Actie om kaalslag te voorkomen en duurzame zorg tot reguliere praktijk te maken. Pak in gezamenlijkheid de taaiheid van het systeem aan. Taai wordt zacht onder invloed van zuur, dus bijt vast en door de zure appel heen. Vorm een netwerk: verken, verdiep, vertaal en verbind mensen opdat met elkaar een hoger doel bereikt wordt.
Over de auteurs
Jan Tromp is van origine arts en psychotherapeut en heeft twintig jaar in de (geestelijke)gezondheidszorg gewerkt als behandelaar en manager. Daarna zeventien jaar als bestuurder in de GGZ, laatstelijk in GGZ Breburg, en na zijn 65e bleef hij werkzaam als o.a. toezichthouder, coach en adviseur. De laatste vier jaar runt hij ook samen met zijn partner een koffietent en binnenkort -roosterij in Zuid Portugal, waar hij deels van het jaar verblijft. Zijn betrokkenheid en bemoeienis met de zorg blijft hij vanaf de zijlijn uitoefenen.

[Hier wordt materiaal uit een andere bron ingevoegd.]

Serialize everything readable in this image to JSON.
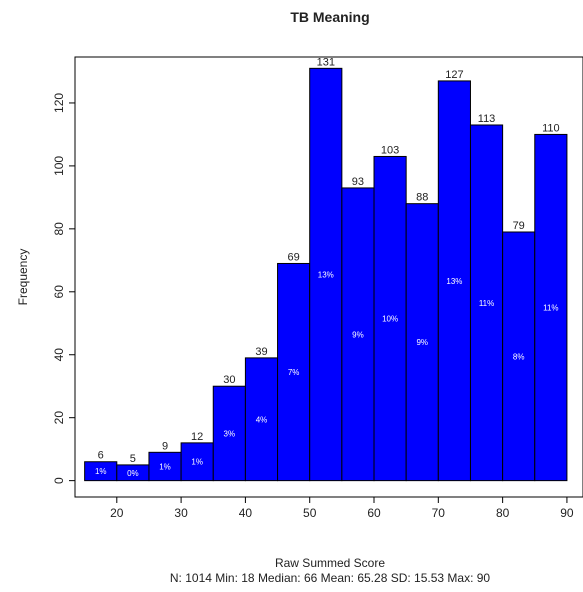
{
  "chart_data": {
    "type": "histogram",
    "title": "TB Meaning",
    "x_label": "Raw Summed Score",
    "y_label": "Frequency",
    "subtitle": "N: 1014 Min: 18 Median: 66 Mean: 65.28 SD: 15.53 Max: 90",
    "bins": [
      15,
      20,
      25,
      30,
      35,
      40,
      45,
      50,
      55,
      60,
      65,
      70,
      75,
      80,
      85,
      90
    ],
    "values": [
      6,
      5,
      9,
      12,
      30,
      39,
      69,
      131,
      93,
      103,
      88,
      127,
      113,
      79,
      110
    ],
    "percent_labels": [
      "1%",
      "0%",
      "1%",
      "1%",
      "3%",
      "4%",
      "7%",
      "13%",
      "9%",
      "10%",
      "9%",
      "13%",
      "11%",
      "8%",
      "11%"
    ],
    "color": "#0000ff",
    "xlim": [
      13.5,
      92.5
    ],
    "xticks": [
      20,
      30,
      40,
      50,
      60,
      70,
      80,
      90
    ],
    "ylim": [
      -5.2,
      134.6
    ],
    "yticks": [
      0,
      20,
      40,
      60,
      80,
      100,
      120
    ]
  }
}
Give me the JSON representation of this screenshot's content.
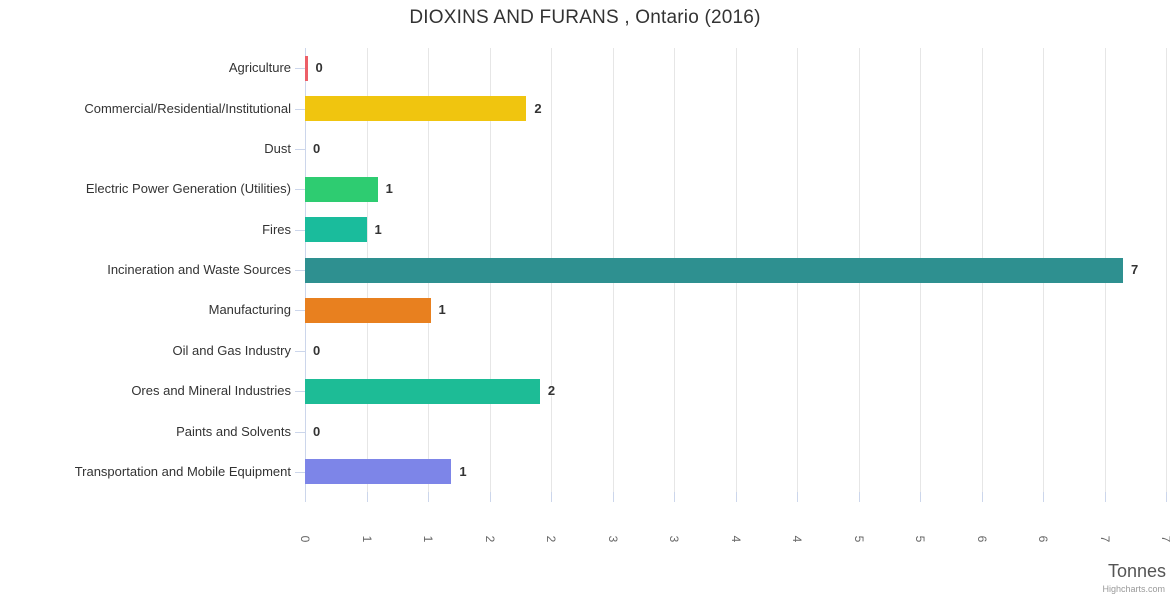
{
  "title": "DIOXINS AND FURANS , Ontario (2016)",
  "credits_label": "Highcharts.com",
  "chart_data": {
    "type": "bar",
    "orientation": "horizontal",
    "title": "DIOXINS AND FURANS , Ontario (2016)",
    "xlabel": "Tonnes",
    "ylabel": "",
    "xlim": [
      0,
      7
    ],
    "grid": true,
    "legend": false,
    "tick_interval": 0.5,
    "tick_labels": [
      "0",
      "1",
      "1",
      "2",
      "2",
      "3",
      "3",
      "4",
      "4",
      "5",
      "5",
      "6",
      "6",
      "7",
      "7"
    ],
    "categories": [
      "Agriculture",
      "Commercial/Residential/Institutional",
      "Dust",
      "Electric Power Generation (Utilities)",
      "Fires",
      "Incineration and Waste Sources",
      "Manufacturing",
      "Oil and Gas Industry",
      "Ores and Mineral Industries",
      "Paints and Solvents",
      "Transportation and Mobile Equipment"
    ],
    "values": [
      0.02,
      1.8,
      0,
      0.59,
      0.5,
      6.65,
      1.02,
      0,
      1.91,
      0,
      1.19
    ],
    "value_labels": [
      "0",
      "2",
      "0",
      "1",
      "1",
      "7",
      "1",
      "0",
      "2",
      "0",
      "1"
    ],
    "colors": [
      "#ed5f68",
      "#f0c50f",
      "#cccccc",
      "#2ecc71",
      "#1abc9c",
      "#2e9090",
      "#e8801f",
      "#cccccc",
      "#1dbc96",
      "#cccccc",
      "#7d85e8"
    ]
  }
}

Wilfrid Opheij, heeft een bouw- en bedrijfskundige achtergrond en is al meer dan dertig jaar actief als adviseur. Bij Twynstra Gudde specialiseerde hij zich o.a. in samenwerking tussen organisaties, in allianties, netwerken en partnerships. Thema’s waarover hij meerdere boeken heeft geschreven en op gepromoveerd is. In 2013 was hij mede-oprichter van Common Eye op, een adviesbureau dat volledig gericht is op samenwerken. In de zorgsector ervaart hij een groot organisatorisch en maatschappelijk belang van samenwerking. Van daaruit ligt zijn betrokkenheid bij het Manifest en het Sustainable Healthcare Lab.

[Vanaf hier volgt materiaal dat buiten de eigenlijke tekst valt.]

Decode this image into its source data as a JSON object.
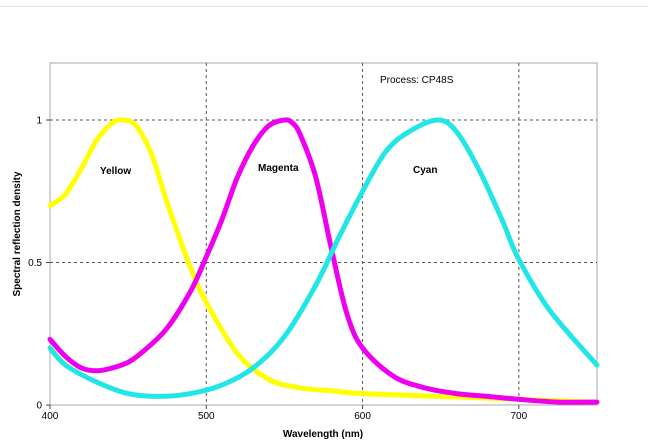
{
  "chart_data": {
    "type": "line",
    "title": "",
    "annotation": "Process: CP48S",
    "xlabel": "Wavelength (nm)",
    "ylabel": "Spectral reflection density",
    "xlim": [
      400,
      750
    ],
    "ylim": [
      0,
      1.2
    ],
    "x_ticks": [
      400,
      500,
      600,
      700
    ],
    "y_ticks": [
      0,
      0.5,
      1
    ],
    "y_tick_labels": [
      "0",
      "0.5",
      "1"
    ],
    "grid": "dashed vertical lines at 500, 600, 700; dashed horizontal lines at 0.5 and 1",
    "legend": "none (series labelled inline)",
    "series": [
      {
        "name": "Yellow",
        "color": "#ffff00",
        "x": [
          400,
          410,
          420,
          430,
          440,
          447,
          455,
          465,
          475,
          490,
          500,
          520,
          540,
          560,
          580,
          600,
          650,
          700,
          750
        ],
        "y": [
          0.7,
          0.74,
          0.83,
          0.93,
          0.99,
          1.0,
          0.98,
          0.88,
          0.71,
          0.48,
          0.36,
          0.18,
          0.09,
          0.06,
          0.05,
          0.04,
          0.03,
          0.02,
          0.01
        ]
      },
      {
        "name": "Magenta",
        "color": "#ee00ee",
        "x": [
          400,
          410,
          420,
          430,
          440,
          450,
          460,
          475,
          490,
          500,
          510,
          520,
          530,
          540,
          550,
          555,
          560,
          570,
          580,
          590,
          600,
          620,
          640,
          660,
          680,
          700,
          725,
          750
        ],
        "y": [
          0.23,
          0.17,
          0.13,
          0.12,
          0.13,
          0.15,
          0.19,
          0.27,
          0.4,
          0.52,
          0.65,
          0.8,
          0.91,
          0.98,
          1.0,
          0.99,
          0.95,
          0.8,
          0.55,
          0.32,
          0.2,
          0.1,
          0.06,
          0.04,
          0.03,
          0.02,
          0.01,
          0.01
        ]
      },
      {
        "name": "Cyan",
        "color": "#22e5e5",
        "x": [
          400,
          410,
          430,
          450,
          470,
          490,
          510,
          530,
          550,
          570,
          585,
          600,
          615,
          630,
          648,
          660,
          675,
          690,
          700,
          720,
          750
        ],
        "y": [
          0.2,
          0.14,
          0.08,
          0.04,
          0.03,
          0.04,
          0.07,
          0.13,
          0.24,
          0.42,
          0.59,
          0.75,
          0.89,
          0.96,
          1.0,
          0.96,
          0.82,
          0.64,
          0.51,
          0.33,
          0.14
        ]
      }
    ]
  }
}
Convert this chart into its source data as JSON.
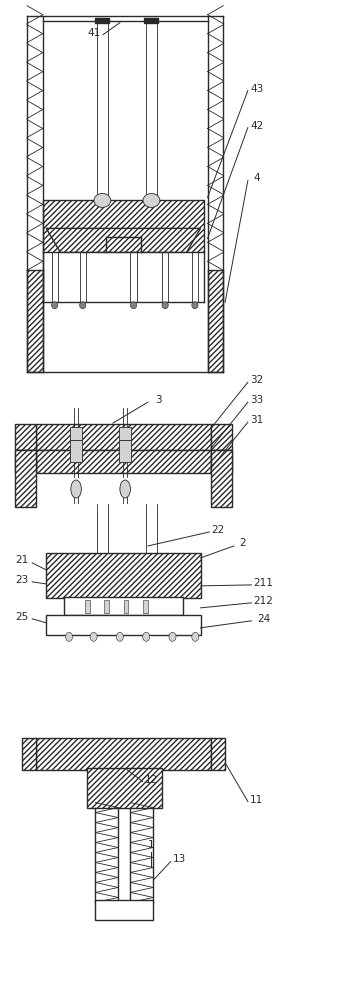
{
  "fig_width": 3.52,
  "fig_height": 10.0,
  "dpi": 100,
  "bg_color": "#ffffff",
  "lc": "#2a2a2a",
  "lw_main": 1.0,
  "lw_thin": 0.6,
  "font_size": 7.5
}
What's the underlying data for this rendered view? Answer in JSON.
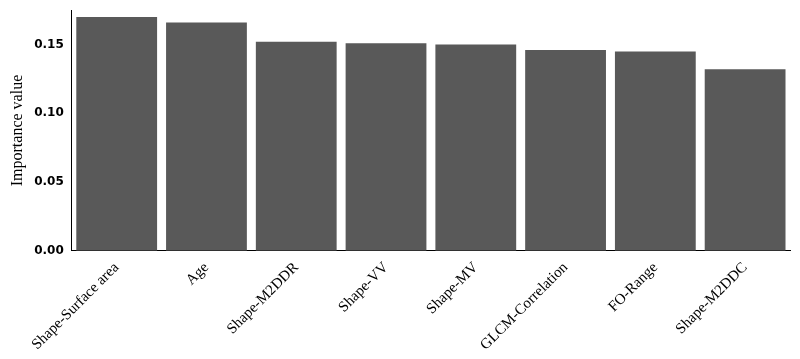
{
  "chart_data": {
    "type": "bar",
    "y_label": "Importance value",
    "categories": [
      "Shape-Surface area",
      "Age",
      "Shape-M2DDR",
      "Shape-VV",
      "Shape-MV",
      "GLCM-Correlation",
      "FO-Range",
      "Shape-M2DDC"
    ],
    "values": [
      0.17,
      0.166,
      0.152,
      0.151,
      0.15,
      0.146,
      0.145,
      0.132
    ],
    "color": "#595959",
    "ylim": [
      0,
      0.175
    ],
    "yticks": [
      {
        "value": 0,
        "label": "0.00"
      },
      {
        "value": 0.05,
        "label": "0.05"
      },
      {
        "value": 0.1,
        "label": "0.10"
      },
      {
        "value": 0.15,
        "label": "0.15"
      }
    ],
    "grid": false
  }
}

Joke Twigt heeft een bedrijfskundige achtergrond en was jarenlang zelfstandig interim-manager. Zij heeft uiteenlopende opdrachten uitgevoerd bij o.a. overheid, non profit organisaties en financiële dienstverlening, zowel nationaal als internationaal. Zij stapte uit de opdrachtuitvoering en behield connectie met het vak door erover te gaan schrijven. Zij is o.a. redacteur interim-management voor het online kennisplatform ZiPconomy, dat schrijft over de flexiblisering van organisaties en de markt voor interim professionals. Daarnaast is zij lid van de redactieraad en auteur bij het vakblad Holland Management Review.